I recently received an email from a pilot who lives in a remote area where 100LL is not readily available.
He was thinking about buying a used tank that had been storing #2 diesel fuel. He was wondering if it could be safely used to store 100LL.
I debated the answer for quite a while as to whether it would be OK to use: Maybe, perhaps, or depends. I finally settled on depends.
First it depends on how clean the tank is. If the tank had been outside or the water not drawn off, there could be sediment and even bugs in the bottom of the tank. Therefore, the tank should be inspected and flushed out to ensure cleanliness.
There may also be some contamination from sediment and/or film on the walls. A good rule is that you lose at least one octane number per percent of diesel or Jet A contamination in 100LL, so a small amount of contamination should not be a problem.
If we assume the tank is clean, the next thing is how it is plumbed. The main problem with storing fuel is water. It can come from rain if the tank is outside. But the main source is condensation.
When a tank cools down in the evening, high moisture air is drawn in, and then during the night, the temperature can go below the dew point of the air in the tank. This will cause moisture to condense on the surface of the tank and form droplets that can sink to the bottom of the tank.

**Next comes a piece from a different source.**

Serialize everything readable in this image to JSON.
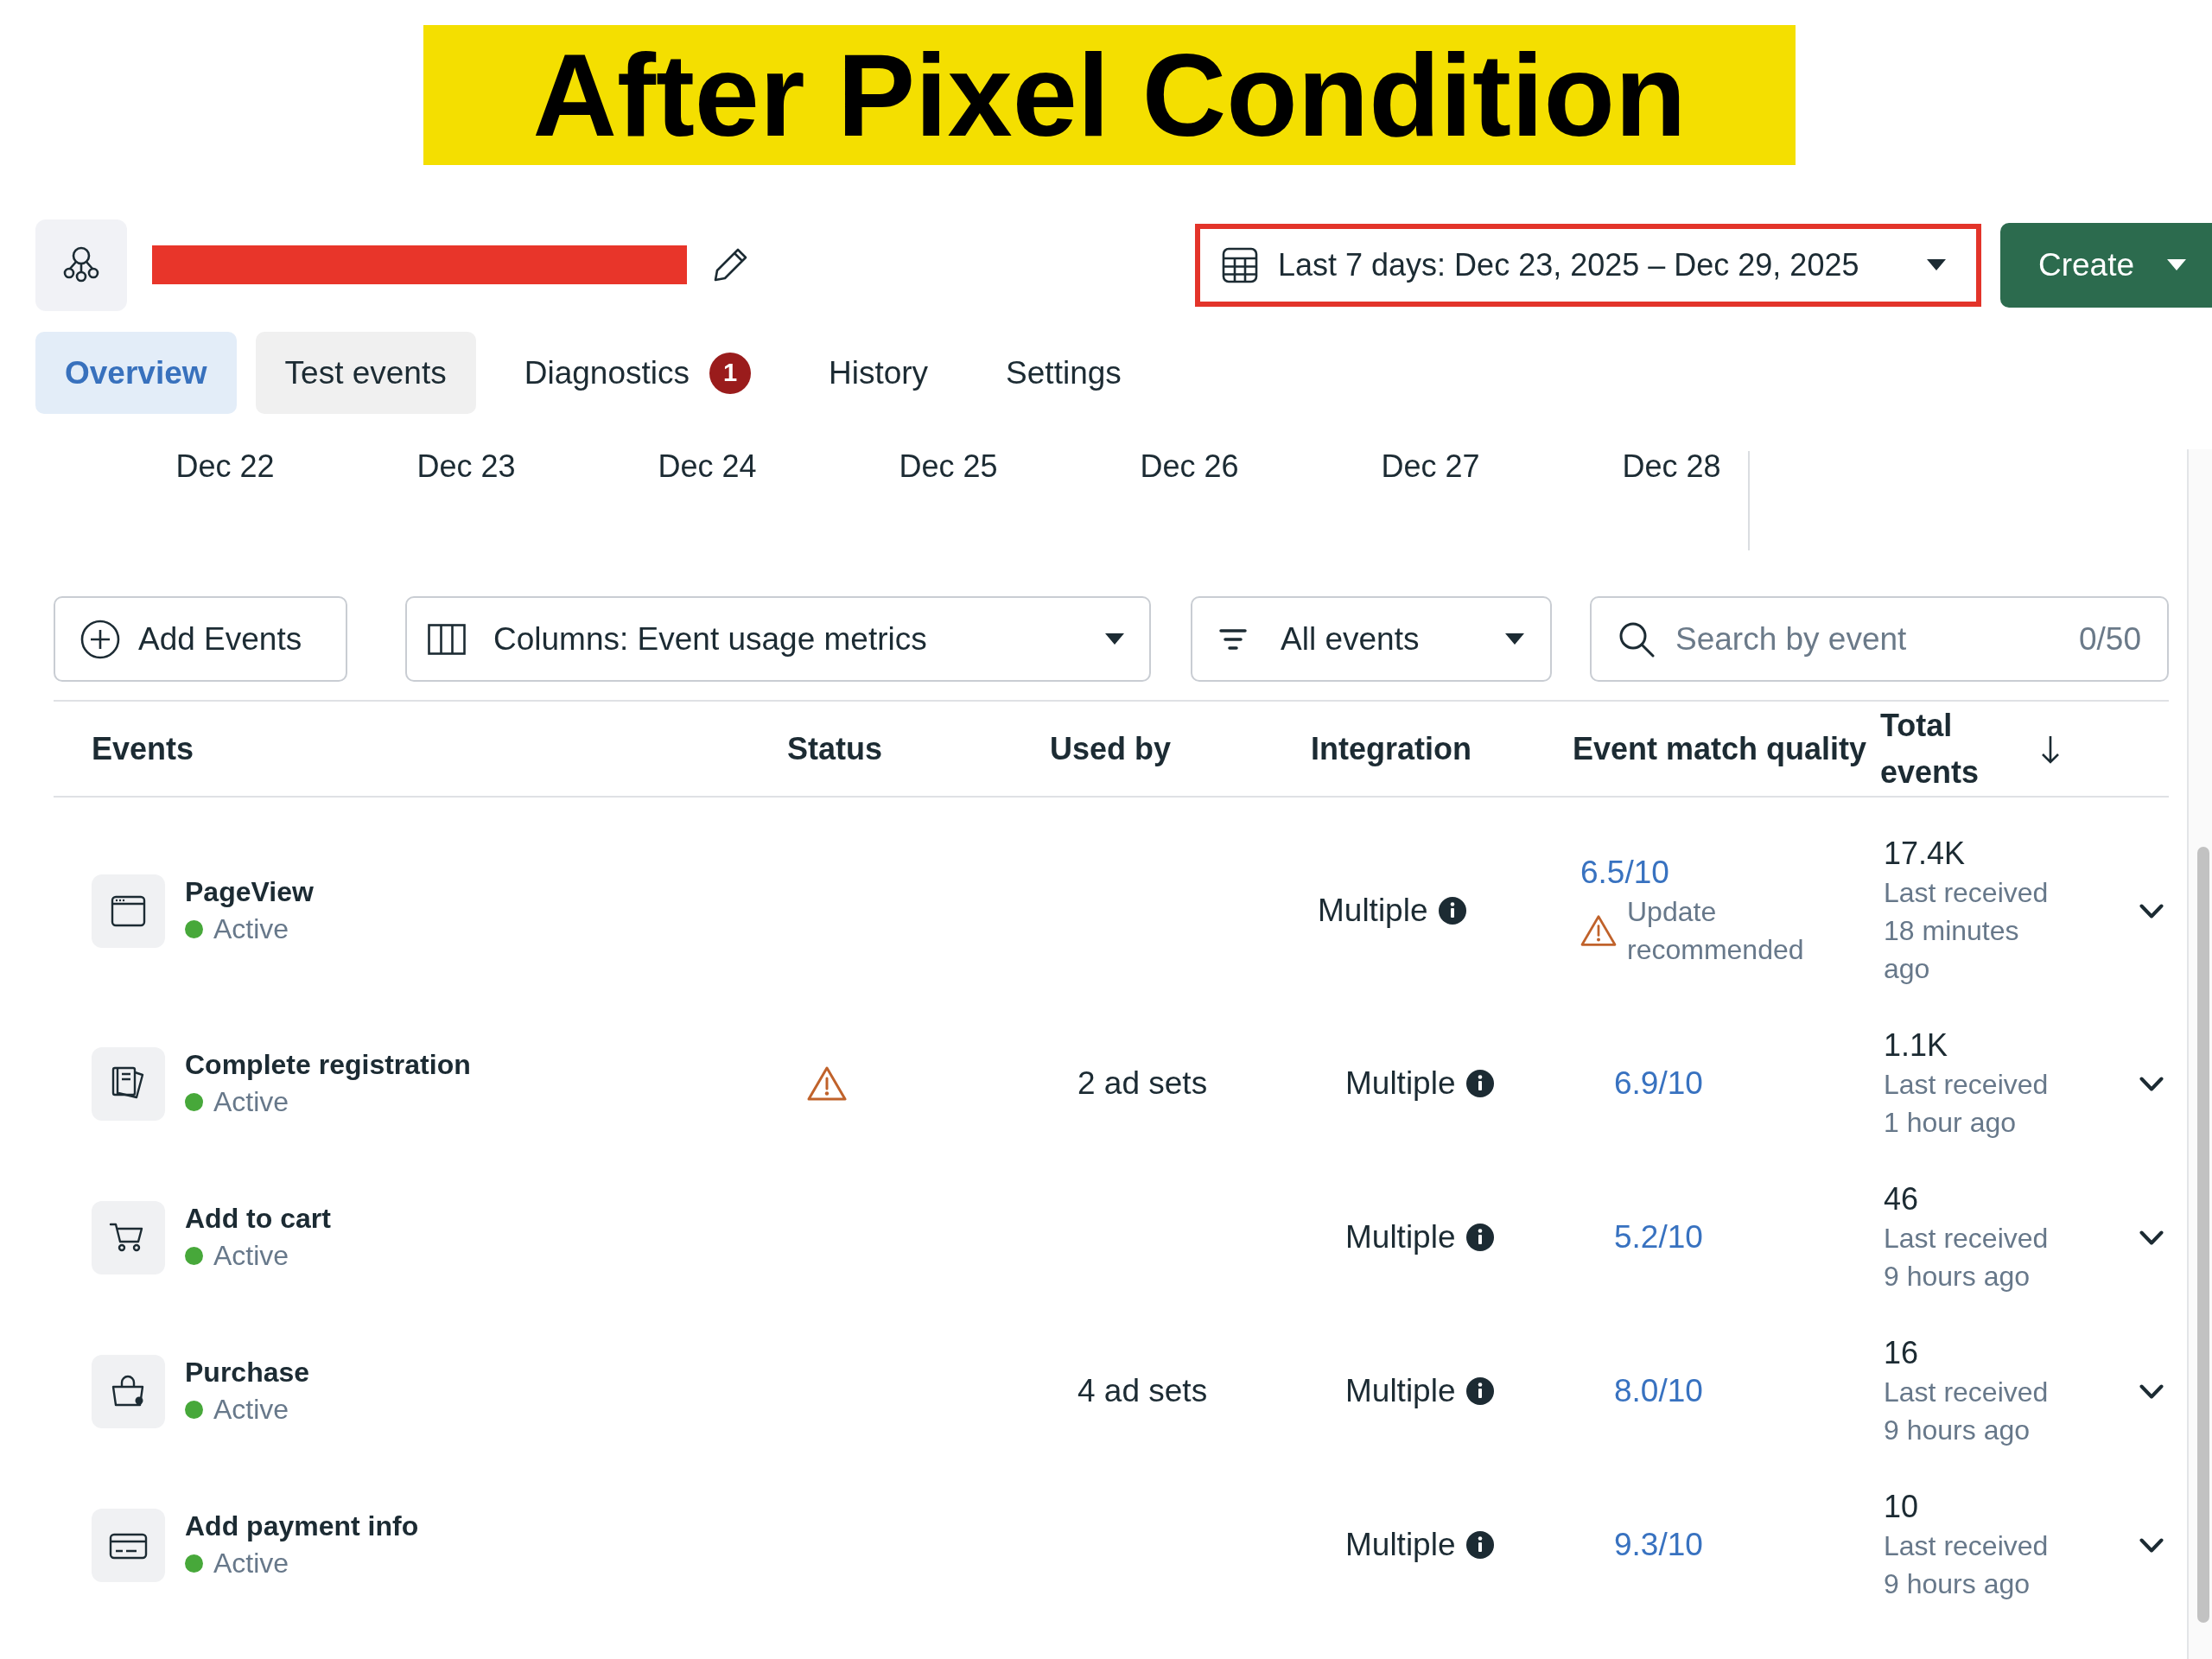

The tanks at FBOs are designed with a water draw at the very bottom of the tank, so that any water formed can be drawn off. FBO tanks also usually have floating suction that pulls fuel off the top and does not pull any water off the bottom or disturb any water that could be on the bottom.
It may not be practical to install a floating suction on a home tank. But you can install a water draw so that you remove the water before you refuel your aircraft.
Most cylinder type tanks have the supply port on one end about an inch or two above the bottom.
One solution is to install a tap on the very bottom and drain it or sump it before every refueling.
Putting a drain in an existing tank can be problematic, so another solution is to tilt the tank a few degrees so that the supply port is the lowest point. Then install an intake pipe in the top of the tank on the other end. Make sure that the intake pipe is several inches above the bottom so that you do not disturb and pull in any water sitting on the bottom.
Always sump the tank before fueling your aircraft.
Another point is do not pull fuel out of the tank right after having it filled. When a tank is filled, the incoming fuel will disturb any sediment or water that is on the bottom. So let it sit an hour or two before fueling your aircraft.
The system also depends on the filtration system. Some systems have a sediment bowl on the bottom so that you can see if there is water build up. This is a nice safety check for water.
On large commercial units, there is a pressure gauge before and after the filter. If there is a significant difference between the two readings, it is an indication that the filter needs changing.
On most private systems without gauges, you need to be aware of the fueling rate and change the filter whenever the rate slows significantly or on a calendar time basis.
Location is also important. Partial shade is good as it will reduce evaporative loss, as does white paint.
A final “depends.”
One of the aviation filter manufacturers developed a fuel filter that had water absorbent paper in it. This paper is the same absorbent material used in Depends diapers.